At least in death Fentanyl Floyd the aspiring rapper, Esquire, made himself useful to someone.
He certainly did more for his family in death than he did in life.
$27 million, minus ‘expenses’. wasn’t it?
Why sneer at the dead ?
Why sneer at someone done to death by a cop ?
Why sneer at someone who lacked your opportunities in life ?
Because he really wasn’t a very nice man, and his death has been exploited by the woke scum as a pretext for two years of disgusting racism against white people.
By the absence of protest since January 2021, I assume that no black person has been shot by a police officer in the US. If my assumption is wrong, then it would look like BLM was supported and the protests promoted in order to get a Democrat elected President.

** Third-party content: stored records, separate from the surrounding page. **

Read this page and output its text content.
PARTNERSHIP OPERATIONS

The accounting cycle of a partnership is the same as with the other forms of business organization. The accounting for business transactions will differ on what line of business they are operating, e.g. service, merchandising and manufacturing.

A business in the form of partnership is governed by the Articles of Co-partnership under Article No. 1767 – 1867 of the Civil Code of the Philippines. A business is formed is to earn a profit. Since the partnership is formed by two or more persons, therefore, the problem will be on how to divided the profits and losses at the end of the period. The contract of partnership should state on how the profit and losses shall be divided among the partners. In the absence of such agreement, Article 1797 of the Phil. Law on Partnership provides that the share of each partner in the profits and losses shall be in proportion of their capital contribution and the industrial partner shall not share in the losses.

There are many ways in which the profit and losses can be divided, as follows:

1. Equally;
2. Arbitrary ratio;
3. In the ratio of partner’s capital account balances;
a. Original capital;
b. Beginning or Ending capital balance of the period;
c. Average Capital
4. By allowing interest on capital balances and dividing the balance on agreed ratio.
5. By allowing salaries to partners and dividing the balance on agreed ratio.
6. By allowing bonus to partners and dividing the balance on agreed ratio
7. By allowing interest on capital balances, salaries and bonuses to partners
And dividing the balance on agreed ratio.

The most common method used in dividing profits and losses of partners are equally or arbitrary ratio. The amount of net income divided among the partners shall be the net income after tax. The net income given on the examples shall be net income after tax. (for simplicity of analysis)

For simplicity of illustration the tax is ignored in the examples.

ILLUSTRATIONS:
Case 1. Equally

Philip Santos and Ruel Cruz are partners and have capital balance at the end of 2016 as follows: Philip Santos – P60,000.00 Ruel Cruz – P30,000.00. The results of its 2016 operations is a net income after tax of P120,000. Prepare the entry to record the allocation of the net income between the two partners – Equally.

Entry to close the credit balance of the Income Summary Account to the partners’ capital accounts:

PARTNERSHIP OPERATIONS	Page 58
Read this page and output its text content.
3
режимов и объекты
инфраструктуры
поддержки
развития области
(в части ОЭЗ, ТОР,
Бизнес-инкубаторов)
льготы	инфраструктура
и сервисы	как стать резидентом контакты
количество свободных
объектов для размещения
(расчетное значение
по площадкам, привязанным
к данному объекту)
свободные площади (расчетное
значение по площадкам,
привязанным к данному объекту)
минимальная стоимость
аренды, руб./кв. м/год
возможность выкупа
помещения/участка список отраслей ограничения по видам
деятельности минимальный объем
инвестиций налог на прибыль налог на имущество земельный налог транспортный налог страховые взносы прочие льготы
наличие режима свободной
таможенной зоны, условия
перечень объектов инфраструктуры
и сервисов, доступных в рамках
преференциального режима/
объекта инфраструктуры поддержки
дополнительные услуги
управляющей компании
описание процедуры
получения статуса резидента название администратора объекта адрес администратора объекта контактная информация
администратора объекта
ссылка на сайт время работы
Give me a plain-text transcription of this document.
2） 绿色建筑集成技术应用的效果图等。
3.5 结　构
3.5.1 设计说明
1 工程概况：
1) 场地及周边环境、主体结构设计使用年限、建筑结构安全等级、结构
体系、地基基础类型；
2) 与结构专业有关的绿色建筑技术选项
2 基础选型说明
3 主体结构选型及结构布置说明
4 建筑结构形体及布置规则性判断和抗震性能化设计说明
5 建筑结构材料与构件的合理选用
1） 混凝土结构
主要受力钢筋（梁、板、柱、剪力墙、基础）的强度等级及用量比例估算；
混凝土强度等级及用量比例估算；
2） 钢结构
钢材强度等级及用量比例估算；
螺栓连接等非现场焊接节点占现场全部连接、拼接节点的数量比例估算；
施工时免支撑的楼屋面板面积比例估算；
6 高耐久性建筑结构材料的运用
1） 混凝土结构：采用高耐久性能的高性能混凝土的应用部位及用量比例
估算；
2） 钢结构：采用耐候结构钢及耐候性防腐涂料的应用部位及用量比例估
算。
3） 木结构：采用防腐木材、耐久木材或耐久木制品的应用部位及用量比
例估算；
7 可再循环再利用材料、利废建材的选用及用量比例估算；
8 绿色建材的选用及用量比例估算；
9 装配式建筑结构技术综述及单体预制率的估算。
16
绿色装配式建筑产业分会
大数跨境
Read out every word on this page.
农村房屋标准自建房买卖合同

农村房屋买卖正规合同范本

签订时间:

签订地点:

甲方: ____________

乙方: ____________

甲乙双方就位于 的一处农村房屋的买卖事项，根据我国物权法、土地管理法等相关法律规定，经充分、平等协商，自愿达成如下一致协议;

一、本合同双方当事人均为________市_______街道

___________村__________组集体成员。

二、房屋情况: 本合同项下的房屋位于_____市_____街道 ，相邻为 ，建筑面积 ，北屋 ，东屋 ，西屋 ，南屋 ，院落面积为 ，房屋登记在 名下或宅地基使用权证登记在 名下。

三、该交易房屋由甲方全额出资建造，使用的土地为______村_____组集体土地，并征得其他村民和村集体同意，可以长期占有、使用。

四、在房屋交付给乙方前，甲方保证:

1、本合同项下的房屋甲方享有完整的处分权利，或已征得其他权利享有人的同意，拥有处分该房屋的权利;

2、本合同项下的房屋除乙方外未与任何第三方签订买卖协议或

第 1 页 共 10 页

My response to the disgusting photograph accompanying this article:-
BOOOOOOOOOOOOOOOOOOOOOOOOO!!!!!!!!!!!!!!!!!!!!!!!!!
Not entirely fair to call Turchin a “doomsayer”. He believes history moves in cycles so there is no end point of “doom” – just the start of a new cycle.
Many of those posting below clearly imagine themselves to be defenders of the West and its civilization.
But there are no deadlier enemies of the West than such dweebs posing as its defenders.
For what civilization propped up by such people, has even the tiniest hope of surviving ?
Four angry posts ‘on the trot’, have you sought help may I ask?
I would need help if I wasn’t angry.
What horribly cruel people right-wingers are, witness many of the comments below.
What horribly cruel people left-wingers are, witness many of the comments by Tony Phuck.
In many of the posts below, can be heard the hellish, mocking voice of the Rich deriding the Poor, the Snug deriding the outcasts, the Smug deriding the tragic, the Winners deriding the Losers.
In one thing, at least, George Floyd was Christlike – being derided by Evil people.
“In many of the posts below, can be heard the hellish, mocking voice of the Rich deriding the Poor, the Snug deriding the outcasts, the Smug deriding the tragic, the Winners deriding the Losers.”
Oh, so you don’t like woke Remainers either.